Speaking of ecumenism, I was reading an article in a recent L’Osservatore Romano by Bishop Brian Farrell, the Secretary of the Pontifical Council for Promoting Christian Unity (unfortunately not available online). In the article Bishop Farrell gives a report on ecumenical progress in recent decades. One thing he wrote near the end of the article struck me (emphasis added):
The dialogues are not capable, by themselves, of guaranteeing, the fulfilment of the final goal of the ecumenical movement, that is, unity in the Eucharist as the sign of full visible communion.
This sentence sums up the reason for my own dual sense of optimism/pessimism regarding ecumenism. On the one hand, I am optimistic about the possibility of corporate reunion with the Churches of the East: the Eastern Orthodox and Oriental Orthodox. I recognize that it might take centuries, but discussions with these Churches can be fruitful because we share the same “final goal” of Eucharistic communion.

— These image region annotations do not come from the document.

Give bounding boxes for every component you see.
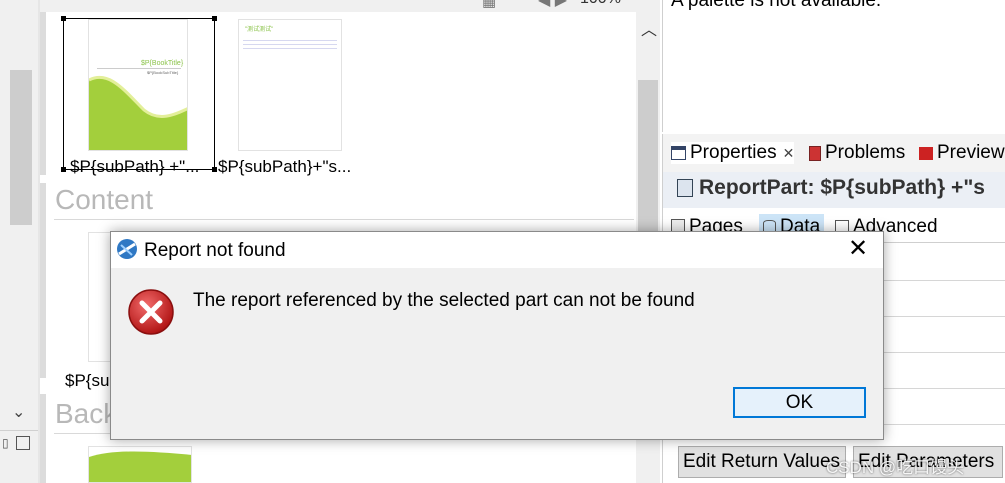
selection-handle[interactable] (212, 167, 217, 172)
close-icon[interactable]: ✕ (783, 145, 795, 162)
grid-icon[interactable]: ▦ (482, 0, 496, 10)
dialog-titlebar[interactable]: Report not found ✕ (111, 232, 883, 268)
toc-page-thumbnail[interactable]: "测试测试" (238, 19, 342, 151)
views-tabbar: Properties ✕ Problems Preview (663, 134, 1005, 173)
section-divider (54, 219, 634, 220)
section-rule-content (40, 183, 46, 378)
properties-header: ReportPart: $P{subPath} +"s (663, 172, 1005, 208)
restore-icon[interactable]: ▯ (2, 436, 12, 450)
thumb2-line (243, 40, 337, 41)
tab-properties[interactable]: Properties ✕ (671, 142, 795, 164)
chevron-down-icon[interactable]: ⌄ (12, 402, 25, 422)
properties-icon (671, 146, 686, 160)
chevron-up-icon[interactable]: ︿ (641, 16, 657, 40)
left-scroll-thumb[interactable] (10, 70, 32, 225)
report-part-icon (677, 179, 693, 197)
maximize-icon[interactable] (16, 436, 30, 450)
watermark-text: CSDN @吃口馒头 (826, 458, 965, 477)
section-rule-back (40, 394, 46, 483)
left-scroll-strip: ⌄ (0, 0, 38, 483)
thumb2-header-text: "测试测试" (245, 27, 274, 33)
palette-panel: A palette is not available. (662, 0, 1005, 132)
zoom-arrows-icon[interactable]: ◀ ▶ (538, 0, 567, 10)
selection-handle[interactable] (212, 16, 217, 21)
tab-problems[interactable]: Problems (809, 142, 905, 164)
thumb2-line (243, 44, 337, 45)
properties-header-title: ReportPart: $P{subPath} +"s (699, 176, 985, 199)
zoom-level[interactable]: 100% (580, 0, 621, 8)
error-icon (128, 289, 174, 335)
palette-message: A palette is not available. (671, 0, 882, 11)
section-rule-cover (40, 12, 46, 175)
back-page-thumbnail[interactable] (88, 446, 192, 483)
section-title-back: Back (55, 398, 118, 429)
thumb2-line (243, 48, 337, 49)
ok-button[interactable]: OK (733, 387, 866, 418)
dialog-close-button[interactable]: ✕ (847, 237, 869, 261)
selection-outline (63, 18, 215, 170)
preview-icon (919, 146, 933, 160)
cover-thumb-caption: $P{subPath} +"... (70, 157, 200, 176)
green-wave-graphic (89, 451, 191, 482)
scroll-up-area[interactable] (10, 0, 32, 16)
toc-thumb-caption: $P{subPath}+"s... (218, 157, 352, 176)
edit-return-values-button[interactable]: Edit Return Values (678, 446, 846, 478)
selection-handle[interactable] (61, 16, 66, 21)
dialog-title: Report not found (144, 240, 286, 261)
dialog-message: The report referenced by the selected pa… (193, 290, 695, 311)
app-logo-icon (117, 239, 137, 259)
section-title-content: Content (55, 184, 154, 215)
problems-icon (809, 145, 821, 161)
report-not-found-dialog: Report not found ✕ The report referenced… (110, 231, 884, 440)
content-thumb-caption: $P{su (65, 371, 110, 390)
tab-preview[interactable]: Preview (919, 142, 1005, 164)
left-bottom-toolbar: ▯ (0, 430, 38, 459)
selection-handle[interactable] (61, 167, 66, 172)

However, I am more pessimistic about ecumenical dialogue with the “Eccesial Communities of the West” (as the Church often calls Protestant bodies), as they are hamstrung from the beginning since Eucharistic Communion is not the final goal for most of them. How can two people reach a destination of which they disagree on its location? As Protestants do not believe in the sacramental nature of the Church (and thus do not view the Church as an essentially visible structure), their “final goal” is more pointed towards a common confession on the “essentials” of the faith (the details of which vary from body to body).

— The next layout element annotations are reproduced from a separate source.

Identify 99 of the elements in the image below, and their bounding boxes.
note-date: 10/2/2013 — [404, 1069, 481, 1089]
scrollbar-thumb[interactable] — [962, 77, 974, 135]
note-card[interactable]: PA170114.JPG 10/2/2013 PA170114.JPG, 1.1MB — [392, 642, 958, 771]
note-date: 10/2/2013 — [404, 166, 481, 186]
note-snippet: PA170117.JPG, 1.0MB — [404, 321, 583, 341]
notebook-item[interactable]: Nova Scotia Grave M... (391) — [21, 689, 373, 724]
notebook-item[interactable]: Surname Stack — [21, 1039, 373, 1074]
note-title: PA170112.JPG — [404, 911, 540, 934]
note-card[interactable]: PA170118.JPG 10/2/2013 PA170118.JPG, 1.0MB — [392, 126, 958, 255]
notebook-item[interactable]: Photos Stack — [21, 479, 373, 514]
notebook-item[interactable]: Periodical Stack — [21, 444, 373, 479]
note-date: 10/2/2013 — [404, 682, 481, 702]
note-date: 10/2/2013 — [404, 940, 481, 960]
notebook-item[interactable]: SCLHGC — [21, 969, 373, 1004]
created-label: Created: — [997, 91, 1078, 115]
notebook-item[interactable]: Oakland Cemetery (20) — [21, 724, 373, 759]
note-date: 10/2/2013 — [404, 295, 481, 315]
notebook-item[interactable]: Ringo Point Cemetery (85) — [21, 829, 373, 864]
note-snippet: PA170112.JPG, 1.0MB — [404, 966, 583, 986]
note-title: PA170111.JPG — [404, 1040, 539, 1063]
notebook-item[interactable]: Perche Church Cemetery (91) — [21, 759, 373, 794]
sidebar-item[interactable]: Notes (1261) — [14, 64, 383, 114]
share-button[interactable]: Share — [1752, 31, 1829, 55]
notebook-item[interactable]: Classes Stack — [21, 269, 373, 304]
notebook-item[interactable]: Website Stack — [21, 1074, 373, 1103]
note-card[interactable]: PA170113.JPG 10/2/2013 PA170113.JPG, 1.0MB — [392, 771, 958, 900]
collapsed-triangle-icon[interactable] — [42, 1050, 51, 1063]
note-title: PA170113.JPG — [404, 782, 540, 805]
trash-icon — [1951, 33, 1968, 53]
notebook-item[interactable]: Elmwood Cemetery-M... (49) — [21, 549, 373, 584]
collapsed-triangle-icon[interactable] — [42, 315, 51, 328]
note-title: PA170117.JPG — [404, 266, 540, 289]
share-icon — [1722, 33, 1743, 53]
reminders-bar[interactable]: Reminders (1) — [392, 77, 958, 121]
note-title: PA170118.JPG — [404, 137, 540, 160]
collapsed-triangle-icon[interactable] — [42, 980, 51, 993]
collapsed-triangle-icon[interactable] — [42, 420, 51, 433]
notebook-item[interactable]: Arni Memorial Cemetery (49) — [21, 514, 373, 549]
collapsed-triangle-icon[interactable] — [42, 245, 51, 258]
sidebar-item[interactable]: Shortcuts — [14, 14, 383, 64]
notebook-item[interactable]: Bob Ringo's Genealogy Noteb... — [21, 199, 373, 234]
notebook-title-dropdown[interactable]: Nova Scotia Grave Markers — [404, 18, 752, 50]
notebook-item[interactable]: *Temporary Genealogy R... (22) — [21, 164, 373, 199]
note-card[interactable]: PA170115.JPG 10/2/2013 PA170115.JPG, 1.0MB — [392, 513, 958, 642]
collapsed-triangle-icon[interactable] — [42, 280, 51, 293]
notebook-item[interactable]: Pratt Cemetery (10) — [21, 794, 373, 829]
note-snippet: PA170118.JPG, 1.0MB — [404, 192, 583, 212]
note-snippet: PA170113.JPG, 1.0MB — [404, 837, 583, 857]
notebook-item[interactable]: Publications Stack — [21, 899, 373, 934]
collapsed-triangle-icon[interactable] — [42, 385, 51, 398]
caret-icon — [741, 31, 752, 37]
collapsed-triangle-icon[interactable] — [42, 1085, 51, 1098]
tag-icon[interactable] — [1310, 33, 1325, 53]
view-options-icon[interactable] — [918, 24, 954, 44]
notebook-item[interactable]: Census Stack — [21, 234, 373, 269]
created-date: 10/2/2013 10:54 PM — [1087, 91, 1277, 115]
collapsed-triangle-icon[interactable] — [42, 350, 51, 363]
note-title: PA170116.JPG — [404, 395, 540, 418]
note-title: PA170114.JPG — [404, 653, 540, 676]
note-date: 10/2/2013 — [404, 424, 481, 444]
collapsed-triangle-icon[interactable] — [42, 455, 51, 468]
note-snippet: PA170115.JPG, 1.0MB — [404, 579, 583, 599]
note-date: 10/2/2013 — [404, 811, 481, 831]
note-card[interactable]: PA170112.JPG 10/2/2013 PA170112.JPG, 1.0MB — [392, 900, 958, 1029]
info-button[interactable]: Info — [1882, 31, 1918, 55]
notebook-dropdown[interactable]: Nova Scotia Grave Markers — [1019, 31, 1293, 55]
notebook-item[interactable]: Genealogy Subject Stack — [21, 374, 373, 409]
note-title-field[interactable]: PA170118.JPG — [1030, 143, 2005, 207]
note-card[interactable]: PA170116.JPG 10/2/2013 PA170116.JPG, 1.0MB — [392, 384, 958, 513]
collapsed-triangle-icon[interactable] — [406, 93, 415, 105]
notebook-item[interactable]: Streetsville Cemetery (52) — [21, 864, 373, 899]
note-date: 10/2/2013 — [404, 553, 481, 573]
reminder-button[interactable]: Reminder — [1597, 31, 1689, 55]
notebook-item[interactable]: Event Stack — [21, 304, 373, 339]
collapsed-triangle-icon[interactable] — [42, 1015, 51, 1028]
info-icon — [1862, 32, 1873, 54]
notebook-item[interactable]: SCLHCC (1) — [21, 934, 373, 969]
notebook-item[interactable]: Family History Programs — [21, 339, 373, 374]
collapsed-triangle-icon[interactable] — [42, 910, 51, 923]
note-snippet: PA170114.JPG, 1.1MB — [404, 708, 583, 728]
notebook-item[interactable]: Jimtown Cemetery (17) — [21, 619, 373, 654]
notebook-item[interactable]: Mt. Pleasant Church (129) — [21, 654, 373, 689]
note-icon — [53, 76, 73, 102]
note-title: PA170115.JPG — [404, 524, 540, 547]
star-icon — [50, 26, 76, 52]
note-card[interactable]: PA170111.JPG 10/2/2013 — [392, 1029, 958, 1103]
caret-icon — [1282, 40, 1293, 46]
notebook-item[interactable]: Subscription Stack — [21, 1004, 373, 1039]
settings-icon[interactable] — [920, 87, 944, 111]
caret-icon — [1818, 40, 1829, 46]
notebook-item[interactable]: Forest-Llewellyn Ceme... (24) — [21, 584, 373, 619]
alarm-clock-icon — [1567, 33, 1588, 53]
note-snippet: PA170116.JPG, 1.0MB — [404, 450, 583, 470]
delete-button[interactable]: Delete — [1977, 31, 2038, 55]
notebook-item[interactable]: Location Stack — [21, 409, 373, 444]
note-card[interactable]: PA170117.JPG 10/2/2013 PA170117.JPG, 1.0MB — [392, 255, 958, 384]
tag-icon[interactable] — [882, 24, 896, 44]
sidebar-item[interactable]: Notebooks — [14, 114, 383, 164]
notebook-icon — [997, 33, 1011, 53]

The Church, however, believes that “the Eucharist makes the Church” (CCC 1396). Without the Body of Christ in the Eucharist, we would not have the Body of Christ, the Church. Thus, Eucharistic communion is a necessary component of a unified body.
I do not mean to disparage those Catholics who are working valiantly in the field of ecumenism with Protestants; there can be much fruitfulness that can come from those discussions. However, until we share the same “final goal” I do not see how such discussions can reach their destination.